Assemblage methodology makes at least three contributions to the critical studies of algorithms. Firstly, assemblage methodology rethinks the agency of algorithmic systems as distributed across contextually-shaped human-algorithmic relationships embedded within urban infrastructures, communities and politics. That said, this methodological approach seeks to focus on how a given algorithmic system is constituted by an assemblage of shifting relationships between algorithms, data, citizen-users, policymakers, infrastructures and other actors in urban places.

Secondly, the assemblage methodology pushes current understanding of algorithmic technologies towards a focus on urban places and communities where alternative potentials can open up new sites for democracy and resistance. Assemblage methodology draws our attention to focus on the vital role of the city (overlooked in critical algorithmic studies) where new or rearrangements of algorithmic-human relationships might emerge from communities via everyday practices (delivering, navigating, cycling, walking, searching) and can reconstitute what we mean by algorithmic systems. Such new arrangements of algorithmic systems can lead to new forms of resistance, negotiation and democracy. The case study of vTaiwan specifically shows how assemblage methodology works to emphasise the role of Taipei city—both as a community of civic hackers and as a place for democratic protests—in rethinking what an algorithmic system means in terms of democratic decision-making. In this sense, assemblage methodology prioritises the city as a space for enabling and discovering various potentials of Urban AI in practice. To be clear, this methodology is not intended to suggest specific practices to collect data about Urban AI assemblage but to flesh out a distinctive urban perspective to open up the current studies of algorithmic systems.

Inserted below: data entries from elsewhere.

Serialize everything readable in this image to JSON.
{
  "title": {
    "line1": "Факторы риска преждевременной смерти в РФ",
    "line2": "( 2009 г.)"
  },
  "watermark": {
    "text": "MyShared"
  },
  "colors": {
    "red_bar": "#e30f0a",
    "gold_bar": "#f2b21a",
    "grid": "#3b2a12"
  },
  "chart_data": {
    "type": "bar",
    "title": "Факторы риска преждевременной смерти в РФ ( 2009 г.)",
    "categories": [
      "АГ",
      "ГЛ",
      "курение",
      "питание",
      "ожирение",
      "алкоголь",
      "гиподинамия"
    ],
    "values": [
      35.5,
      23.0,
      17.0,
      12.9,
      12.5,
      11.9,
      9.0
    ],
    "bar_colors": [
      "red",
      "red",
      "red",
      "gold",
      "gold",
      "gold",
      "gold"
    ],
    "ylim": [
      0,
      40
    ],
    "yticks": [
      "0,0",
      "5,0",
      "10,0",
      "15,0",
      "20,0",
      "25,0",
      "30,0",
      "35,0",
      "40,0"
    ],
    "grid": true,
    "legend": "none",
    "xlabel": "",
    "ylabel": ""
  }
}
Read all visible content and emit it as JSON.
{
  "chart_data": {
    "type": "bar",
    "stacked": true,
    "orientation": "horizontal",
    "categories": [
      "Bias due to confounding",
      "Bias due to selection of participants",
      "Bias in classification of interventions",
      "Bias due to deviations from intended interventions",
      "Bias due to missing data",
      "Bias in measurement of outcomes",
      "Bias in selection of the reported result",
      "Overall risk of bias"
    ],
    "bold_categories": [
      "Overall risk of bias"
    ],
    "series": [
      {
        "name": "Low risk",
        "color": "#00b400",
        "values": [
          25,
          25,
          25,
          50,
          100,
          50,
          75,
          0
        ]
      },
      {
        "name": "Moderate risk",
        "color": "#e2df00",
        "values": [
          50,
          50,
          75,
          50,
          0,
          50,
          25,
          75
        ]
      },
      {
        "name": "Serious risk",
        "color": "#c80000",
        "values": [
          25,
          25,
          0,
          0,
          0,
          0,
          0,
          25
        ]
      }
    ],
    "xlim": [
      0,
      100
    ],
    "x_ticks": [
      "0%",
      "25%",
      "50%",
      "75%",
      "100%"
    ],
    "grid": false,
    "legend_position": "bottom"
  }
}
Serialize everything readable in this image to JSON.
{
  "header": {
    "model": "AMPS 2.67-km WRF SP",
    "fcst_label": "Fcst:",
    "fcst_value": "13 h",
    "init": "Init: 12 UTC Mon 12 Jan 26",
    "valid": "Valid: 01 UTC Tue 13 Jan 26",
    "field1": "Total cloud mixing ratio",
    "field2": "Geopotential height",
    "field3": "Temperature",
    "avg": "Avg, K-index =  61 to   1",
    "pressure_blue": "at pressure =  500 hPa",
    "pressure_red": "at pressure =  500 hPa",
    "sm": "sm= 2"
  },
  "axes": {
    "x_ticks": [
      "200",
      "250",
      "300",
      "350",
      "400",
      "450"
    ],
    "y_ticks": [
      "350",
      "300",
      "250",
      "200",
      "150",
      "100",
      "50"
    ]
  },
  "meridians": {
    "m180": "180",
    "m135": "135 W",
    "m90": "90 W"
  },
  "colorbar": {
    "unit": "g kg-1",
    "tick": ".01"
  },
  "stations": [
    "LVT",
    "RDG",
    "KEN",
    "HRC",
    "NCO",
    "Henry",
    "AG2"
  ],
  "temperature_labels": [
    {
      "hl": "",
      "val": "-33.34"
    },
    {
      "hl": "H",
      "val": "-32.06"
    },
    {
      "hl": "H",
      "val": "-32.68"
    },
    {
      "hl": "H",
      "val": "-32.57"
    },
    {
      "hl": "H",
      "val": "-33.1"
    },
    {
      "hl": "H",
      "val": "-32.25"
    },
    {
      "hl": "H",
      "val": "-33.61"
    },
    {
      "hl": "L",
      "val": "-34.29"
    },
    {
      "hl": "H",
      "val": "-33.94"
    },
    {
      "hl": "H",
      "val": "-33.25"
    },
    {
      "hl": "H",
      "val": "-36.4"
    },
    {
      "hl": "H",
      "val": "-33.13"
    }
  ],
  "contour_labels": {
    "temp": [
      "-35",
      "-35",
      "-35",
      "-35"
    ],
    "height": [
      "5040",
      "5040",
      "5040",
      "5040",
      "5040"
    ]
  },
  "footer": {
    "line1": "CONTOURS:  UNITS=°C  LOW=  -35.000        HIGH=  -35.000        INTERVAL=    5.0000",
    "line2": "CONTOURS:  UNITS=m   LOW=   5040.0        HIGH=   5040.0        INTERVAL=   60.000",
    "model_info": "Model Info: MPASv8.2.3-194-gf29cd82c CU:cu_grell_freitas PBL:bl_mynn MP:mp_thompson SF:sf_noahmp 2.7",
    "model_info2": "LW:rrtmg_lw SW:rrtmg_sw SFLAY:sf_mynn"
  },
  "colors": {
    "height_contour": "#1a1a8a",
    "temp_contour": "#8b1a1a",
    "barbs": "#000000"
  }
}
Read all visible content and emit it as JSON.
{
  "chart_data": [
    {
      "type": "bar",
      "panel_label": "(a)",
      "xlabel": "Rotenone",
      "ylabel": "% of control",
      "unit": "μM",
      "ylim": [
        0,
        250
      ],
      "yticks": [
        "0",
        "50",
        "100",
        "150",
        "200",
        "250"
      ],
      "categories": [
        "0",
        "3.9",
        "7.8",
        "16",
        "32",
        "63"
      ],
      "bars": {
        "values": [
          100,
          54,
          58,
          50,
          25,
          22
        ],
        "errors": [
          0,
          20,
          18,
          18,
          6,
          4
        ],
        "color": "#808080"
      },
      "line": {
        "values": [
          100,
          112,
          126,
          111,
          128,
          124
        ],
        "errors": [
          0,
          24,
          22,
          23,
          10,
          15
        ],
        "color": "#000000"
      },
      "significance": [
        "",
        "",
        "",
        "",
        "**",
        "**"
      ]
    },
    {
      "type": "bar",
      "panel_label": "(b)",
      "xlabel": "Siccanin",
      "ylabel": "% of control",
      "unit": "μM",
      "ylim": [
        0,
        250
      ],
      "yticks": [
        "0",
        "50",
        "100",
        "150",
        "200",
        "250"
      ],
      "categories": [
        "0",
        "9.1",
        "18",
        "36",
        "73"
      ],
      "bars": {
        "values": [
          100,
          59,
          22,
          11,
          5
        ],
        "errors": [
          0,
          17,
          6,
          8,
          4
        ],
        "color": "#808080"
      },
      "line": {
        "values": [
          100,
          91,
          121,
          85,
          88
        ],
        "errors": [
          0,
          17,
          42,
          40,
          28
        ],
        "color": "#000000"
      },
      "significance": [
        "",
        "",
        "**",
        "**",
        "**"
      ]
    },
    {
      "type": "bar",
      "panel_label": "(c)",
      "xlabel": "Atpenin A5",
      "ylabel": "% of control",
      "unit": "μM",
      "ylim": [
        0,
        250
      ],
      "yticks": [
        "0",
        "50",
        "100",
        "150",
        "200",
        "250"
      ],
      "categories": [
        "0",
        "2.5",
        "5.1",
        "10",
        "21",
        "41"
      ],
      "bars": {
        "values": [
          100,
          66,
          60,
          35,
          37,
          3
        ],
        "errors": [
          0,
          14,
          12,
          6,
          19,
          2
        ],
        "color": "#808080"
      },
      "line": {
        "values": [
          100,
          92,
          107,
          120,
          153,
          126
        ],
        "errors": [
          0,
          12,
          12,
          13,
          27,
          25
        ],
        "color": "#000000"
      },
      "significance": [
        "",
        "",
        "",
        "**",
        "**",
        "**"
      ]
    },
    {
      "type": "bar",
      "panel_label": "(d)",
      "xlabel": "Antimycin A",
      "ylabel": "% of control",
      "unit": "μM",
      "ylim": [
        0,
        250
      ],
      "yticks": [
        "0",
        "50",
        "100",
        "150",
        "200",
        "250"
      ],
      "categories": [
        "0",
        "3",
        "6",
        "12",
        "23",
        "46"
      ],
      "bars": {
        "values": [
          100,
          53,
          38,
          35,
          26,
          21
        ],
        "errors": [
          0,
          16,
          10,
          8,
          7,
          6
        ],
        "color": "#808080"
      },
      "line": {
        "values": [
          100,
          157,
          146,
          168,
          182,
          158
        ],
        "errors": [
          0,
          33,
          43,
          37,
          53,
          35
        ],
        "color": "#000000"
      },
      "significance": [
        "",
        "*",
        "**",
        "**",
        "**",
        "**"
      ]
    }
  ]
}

Thirdly, an important implication of this assemblage approach is that by not predefining the nature of an Urban AI application in advance, we can loosen the effect of disciplinary norms which predefine and specify researchers’ perspectives on algorithmic systems.Footnote 5 Assemblage methodology, by seeing algorithmic technology as unfolding human-algorithmic relationships in urban places and beyond, avoids following a linear, simplified and human-centric approach to developing our knowledge of Urban AI phenomena. By doing so, the assemblage methodology intends to serve as a bridge allowing various researchers with different concerns to come together and explore what is or can be made possible by situating algorithmic systems via urban perspectives. It is through the city that allows us to openly follow, discern and differentiate the possible lines of flight of a given algorithmic technology.